Re: Suggestion: provide a "TRUNCATE PARTITION" command

Michael Lewis <mlewis@xxxxxxxxxxx> · Fri, 8 Jan 2021 09:47:19 -0700

On Fri, Jan 8, 2021 at 9:38 AM Thomas Kellerer <shammat@xxxxxxx> wrote:
Michael Lewis schrieb am 08.01.2021 um 16:32:

> On Fri, Jan 8, 2021 at 2:36 AM Thomas Kellerer <shammat@xxxxxxx <mailto:shammat@xxxxxxx>> wrote:

>

>     Hello,

>

>     I wonder if it made sense to add a "TRUNCATE PARTITION" command to Postgres?

>

>     Especially during bulk loads it's more efficient to TRUNCATE a partition if I know I want to replace all rows, rather than doing a DELETE.

>

>     Currently this requires dynamic SQL which isn't always feasible (and might get complicated quickly).

>

>     So I was thinking that a new command to allow truncating partitions by identifying the partitions by "value" rather by name might be helpful in that case.

>

>     Something along the lines of:

>

>           truncate partitions of base_table

>           for values in (...);

>

>     If the IN part allowed for sub-queries then this could be used to gather the partition keys from e.g. a staging table.

>

>

> For me, it seems too easily error prone such that a single typo in

> the IN clause may result in an entire partition being removed that

> wasn't supposed to be targeted.

I don't see how this is more dangerous then:

     delete from base_table

     where partition_key in (...);

which would serve the same purpose, albeit less efficient.

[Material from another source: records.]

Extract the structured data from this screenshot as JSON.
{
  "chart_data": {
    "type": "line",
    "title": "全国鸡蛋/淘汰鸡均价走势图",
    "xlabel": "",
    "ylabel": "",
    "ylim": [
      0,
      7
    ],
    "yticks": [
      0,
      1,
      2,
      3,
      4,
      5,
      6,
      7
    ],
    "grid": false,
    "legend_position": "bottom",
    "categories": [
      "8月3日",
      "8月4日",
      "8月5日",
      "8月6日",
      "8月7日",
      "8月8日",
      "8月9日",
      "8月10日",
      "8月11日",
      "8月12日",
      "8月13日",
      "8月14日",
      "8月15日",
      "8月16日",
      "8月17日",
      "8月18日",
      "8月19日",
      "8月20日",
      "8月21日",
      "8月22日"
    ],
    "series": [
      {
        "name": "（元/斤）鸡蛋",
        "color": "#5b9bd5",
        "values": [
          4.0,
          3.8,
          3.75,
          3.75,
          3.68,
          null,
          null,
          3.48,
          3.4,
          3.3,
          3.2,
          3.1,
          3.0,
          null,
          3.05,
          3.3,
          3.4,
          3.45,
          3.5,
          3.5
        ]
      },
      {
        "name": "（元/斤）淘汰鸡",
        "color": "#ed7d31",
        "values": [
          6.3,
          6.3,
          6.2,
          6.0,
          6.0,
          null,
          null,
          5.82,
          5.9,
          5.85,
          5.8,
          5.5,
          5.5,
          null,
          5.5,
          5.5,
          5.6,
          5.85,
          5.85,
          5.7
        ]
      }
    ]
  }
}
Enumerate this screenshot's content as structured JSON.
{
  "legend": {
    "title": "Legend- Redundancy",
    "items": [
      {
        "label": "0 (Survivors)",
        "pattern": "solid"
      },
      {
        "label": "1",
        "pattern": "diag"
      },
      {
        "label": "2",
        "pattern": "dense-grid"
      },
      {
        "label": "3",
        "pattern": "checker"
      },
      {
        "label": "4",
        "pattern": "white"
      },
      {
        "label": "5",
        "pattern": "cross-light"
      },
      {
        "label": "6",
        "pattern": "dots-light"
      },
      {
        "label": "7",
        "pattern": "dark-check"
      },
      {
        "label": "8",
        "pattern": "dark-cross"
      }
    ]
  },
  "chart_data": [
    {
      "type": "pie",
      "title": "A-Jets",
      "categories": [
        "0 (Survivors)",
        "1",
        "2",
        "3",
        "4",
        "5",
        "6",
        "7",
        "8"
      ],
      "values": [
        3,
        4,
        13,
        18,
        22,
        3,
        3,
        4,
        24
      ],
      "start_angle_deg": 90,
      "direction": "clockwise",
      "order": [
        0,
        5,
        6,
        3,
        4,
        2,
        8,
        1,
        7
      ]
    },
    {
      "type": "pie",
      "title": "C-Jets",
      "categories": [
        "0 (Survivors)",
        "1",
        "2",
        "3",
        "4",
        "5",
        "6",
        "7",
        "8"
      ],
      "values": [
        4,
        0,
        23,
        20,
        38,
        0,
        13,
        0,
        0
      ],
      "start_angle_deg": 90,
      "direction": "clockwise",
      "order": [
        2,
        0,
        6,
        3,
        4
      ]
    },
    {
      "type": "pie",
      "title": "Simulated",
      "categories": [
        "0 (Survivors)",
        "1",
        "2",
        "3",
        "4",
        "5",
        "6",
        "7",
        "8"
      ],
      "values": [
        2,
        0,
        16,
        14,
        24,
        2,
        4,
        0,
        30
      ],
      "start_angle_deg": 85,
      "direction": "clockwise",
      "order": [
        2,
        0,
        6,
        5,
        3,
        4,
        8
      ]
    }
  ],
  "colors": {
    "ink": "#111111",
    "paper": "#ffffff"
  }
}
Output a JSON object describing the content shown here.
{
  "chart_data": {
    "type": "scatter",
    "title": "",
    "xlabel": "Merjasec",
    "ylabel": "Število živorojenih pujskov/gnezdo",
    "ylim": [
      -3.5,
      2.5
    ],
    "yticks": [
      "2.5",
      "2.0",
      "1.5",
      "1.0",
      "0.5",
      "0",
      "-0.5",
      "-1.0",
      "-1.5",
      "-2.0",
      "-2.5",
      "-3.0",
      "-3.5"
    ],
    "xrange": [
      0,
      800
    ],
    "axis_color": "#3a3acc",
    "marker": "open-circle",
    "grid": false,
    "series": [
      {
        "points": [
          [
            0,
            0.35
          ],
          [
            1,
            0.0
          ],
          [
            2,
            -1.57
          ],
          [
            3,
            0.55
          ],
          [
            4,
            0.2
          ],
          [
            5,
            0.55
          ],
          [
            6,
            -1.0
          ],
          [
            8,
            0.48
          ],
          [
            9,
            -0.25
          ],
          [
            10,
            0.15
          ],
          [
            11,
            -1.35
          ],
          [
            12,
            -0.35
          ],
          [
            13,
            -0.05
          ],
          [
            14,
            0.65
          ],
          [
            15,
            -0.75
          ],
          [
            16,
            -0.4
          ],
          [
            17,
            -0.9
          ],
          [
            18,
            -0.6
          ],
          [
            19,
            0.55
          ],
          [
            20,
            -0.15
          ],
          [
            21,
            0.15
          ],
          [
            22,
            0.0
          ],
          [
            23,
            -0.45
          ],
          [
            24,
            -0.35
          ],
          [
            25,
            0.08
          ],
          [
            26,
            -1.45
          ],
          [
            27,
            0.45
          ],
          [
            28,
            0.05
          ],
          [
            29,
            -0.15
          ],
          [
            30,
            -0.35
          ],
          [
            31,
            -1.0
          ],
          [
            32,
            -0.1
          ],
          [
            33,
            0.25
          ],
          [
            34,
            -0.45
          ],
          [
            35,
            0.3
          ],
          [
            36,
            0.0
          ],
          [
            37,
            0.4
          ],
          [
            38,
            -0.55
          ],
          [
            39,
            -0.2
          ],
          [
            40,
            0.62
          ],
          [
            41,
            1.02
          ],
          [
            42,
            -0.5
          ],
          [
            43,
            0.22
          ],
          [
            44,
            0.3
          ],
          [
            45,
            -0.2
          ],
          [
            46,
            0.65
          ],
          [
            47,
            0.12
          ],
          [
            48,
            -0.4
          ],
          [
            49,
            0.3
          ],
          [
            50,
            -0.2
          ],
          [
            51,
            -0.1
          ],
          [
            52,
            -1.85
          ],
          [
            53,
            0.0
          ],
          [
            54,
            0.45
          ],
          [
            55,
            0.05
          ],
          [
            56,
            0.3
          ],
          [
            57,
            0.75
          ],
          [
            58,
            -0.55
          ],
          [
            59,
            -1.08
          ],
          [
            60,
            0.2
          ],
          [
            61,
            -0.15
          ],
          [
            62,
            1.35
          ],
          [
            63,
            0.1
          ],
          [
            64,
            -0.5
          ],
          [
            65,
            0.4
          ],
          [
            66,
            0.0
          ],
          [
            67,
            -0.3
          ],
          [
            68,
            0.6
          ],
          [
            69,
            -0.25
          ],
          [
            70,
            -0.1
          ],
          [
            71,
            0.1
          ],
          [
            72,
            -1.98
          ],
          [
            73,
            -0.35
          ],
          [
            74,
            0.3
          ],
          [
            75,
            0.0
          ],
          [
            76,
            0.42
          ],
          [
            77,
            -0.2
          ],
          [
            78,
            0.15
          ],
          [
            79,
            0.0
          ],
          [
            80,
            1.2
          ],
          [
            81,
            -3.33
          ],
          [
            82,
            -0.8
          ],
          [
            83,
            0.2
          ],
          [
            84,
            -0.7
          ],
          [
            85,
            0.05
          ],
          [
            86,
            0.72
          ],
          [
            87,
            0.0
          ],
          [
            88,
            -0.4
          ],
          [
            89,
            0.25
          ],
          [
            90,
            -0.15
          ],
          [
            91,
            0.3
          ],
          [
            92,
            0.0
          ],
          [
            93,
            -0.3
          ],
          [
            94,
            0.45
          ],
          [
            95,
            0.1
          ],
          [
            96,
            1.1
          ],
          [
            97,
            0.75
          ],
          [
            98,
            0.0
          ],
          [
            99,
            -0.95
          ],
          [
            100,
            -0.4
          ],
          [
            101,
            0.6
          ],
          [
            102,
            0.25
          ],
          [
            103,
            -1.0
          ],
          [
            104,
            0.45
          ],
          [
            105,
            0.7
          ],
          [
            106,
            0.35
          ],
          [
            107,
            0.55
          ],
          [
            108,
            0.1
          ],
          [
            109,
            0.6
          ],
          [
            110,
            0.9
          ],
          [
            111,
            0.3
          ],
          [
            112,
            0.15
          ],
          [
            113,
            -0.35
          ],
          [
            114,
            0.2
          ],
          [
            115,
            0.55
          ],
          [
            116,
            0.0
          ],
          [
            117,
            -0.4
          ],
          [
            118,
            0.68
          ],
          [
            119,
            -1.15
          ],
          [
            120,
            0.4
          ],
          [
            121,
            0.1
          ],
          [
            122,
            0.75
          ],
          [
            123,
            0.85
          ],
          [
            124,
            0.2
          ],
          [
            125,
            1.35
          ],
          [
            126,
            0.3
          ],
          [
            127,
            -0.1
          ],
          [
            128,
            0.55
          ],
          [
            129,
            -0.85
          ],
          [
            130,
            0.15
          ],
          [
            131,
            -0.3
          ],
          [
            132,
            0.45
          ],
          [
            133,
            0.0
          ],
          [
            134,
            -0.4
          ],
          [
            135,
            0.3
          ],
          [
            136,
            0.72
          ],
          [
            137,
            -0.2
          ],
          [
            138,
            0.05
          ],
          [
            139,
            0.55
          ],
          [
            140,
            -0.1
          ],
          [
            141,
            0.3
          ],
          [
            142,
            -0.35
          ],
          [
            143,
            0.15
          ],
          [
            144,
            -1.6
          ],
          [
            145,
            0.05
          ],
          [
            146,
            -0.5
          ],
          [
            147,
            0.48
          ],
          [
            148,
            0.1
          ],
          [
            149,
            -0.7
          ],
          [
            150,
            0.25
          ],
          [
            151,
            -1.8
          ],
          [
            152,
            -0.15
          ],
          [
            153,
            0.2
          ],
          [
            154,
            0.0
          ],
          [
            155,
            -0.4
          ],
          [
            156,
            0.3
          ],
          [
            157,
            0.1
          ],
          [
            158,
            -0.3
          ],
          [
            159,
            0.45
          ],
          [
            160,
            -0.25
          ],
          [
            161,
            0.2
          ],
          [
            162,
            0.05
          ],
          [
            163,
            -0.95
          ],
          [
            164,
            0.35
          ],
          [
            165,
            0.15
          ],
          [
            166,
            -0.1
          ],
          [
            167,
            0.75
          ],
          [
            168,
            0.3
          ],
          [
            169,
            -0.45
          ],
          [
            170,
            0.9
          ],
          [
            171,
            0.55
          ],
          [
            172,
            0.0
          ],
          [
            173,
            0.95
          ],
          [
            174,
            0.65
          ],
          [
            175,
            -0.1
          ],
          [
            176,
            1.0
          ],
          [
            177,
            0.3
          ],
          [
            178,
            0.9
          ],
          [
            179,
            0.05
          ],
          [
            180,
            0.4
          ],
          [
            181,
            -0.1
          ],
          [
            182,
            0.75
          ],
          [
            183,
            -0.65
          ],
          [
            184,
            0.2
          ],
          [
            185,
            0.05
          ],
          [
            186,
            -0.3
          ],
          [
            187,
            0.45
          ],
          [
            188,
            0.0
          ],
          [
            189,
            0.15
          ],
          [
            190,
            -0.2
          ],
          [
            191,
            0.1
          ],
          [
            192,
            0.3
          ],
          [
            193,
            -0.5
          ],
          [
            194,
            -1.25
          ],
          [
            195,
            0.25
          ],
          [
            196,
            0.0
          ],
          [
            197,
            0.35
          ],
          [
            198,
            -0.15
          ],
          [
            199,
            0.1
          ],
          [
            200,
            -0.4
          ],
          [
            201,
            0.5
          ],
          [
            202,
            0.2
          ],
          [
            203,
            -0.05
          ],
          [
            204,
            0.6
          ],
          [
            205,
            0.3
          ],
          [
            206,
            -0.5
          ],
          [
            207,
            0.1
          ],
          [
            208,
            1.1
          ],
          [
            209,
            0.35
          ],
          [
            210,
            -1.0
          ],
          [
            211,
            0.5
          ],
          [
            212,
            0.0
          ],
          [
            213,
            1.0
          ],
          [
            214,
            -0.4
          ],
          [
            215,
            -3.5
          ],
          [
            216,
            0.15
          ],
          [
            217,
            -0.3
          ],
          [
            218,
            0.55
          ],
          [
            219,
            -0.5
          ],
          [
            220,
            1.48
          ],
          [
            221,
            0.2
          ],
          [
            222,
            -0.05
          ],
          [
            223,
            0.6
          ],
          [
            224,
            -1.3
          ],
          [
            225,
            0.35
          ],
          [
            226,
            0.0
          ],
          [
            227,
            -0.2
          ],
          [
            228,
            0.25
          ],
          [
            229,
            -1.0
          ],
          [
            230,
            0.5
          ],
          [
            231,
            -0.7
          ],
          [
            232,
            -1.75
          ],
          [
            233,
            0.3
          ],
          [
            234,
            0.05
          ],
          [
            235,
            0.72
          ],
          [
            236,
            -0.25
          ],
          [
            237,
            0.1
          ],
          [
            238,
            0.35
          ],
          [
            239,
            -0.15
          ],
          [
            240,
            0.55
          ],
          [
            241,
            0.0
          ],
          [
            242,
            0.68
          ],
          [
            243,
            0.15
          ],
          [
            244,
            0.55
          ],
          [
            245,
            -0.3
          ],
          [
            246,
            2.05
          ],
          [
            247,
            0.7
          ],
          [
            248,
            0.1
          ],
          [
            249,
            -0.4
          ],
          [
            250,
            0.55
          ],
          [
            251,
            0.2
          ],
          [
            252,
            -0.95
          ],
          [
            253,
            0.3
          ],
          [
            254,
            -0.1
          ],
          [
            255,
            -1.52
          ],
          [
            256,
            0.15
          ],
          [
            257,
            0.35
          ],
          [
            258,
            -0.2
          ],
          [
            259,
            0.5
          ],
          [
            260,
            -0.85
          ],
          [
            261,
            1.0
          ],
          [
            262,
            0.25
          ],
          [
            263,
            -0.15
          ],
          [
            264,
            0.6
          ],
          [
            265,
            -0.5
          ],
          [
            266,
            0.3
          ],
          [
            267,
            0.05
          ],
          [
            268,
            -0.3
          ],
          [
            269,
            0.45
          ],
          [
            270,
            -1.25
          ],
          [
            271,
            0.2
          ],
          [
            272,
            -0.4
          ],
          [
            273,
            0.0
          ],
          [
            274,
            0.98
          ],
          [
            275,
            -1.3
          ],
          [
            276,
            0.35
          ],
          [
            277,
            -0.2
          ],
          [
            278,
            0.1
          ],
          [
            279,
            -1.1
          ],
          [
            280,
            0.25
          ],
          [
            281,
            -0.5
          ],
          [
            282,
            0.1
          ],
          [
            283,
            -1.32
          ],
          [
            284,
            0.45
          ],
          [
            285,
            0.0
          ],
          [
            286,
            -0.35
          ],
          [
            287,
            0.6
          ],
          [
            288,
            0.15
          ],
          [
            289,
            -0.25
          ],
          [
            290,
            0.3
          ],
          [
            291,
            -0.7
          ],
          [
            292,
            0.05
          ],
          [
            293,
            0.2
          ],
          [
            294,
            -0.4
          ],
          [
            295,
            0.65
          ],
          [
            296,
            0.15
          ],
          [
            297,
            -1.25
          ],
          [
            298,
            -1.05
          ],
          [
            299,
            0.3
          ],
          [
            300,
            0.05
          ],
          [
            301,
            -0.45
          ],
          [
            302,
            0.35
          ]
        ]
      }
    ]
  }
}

Delete has a rollback option, and you can dry-run to see impacted rows effectively. Truncate does not.

With delete, you are being more explicit about which rows match and need removal. By looking at the command, you know exactly what is expected to happen. With the request to find partitions based on values, you may be impacting MUCH more data than you meant to. If you think you have monthly range partitions and actually have year partitions, the truncate could be a disaster with removing more data than you intended.

It just seems like a foot gun to me, and not one that is particularly needed since the same result can be achieved easily in two steps. One to generate to explicit commands that will be run, and one to run them.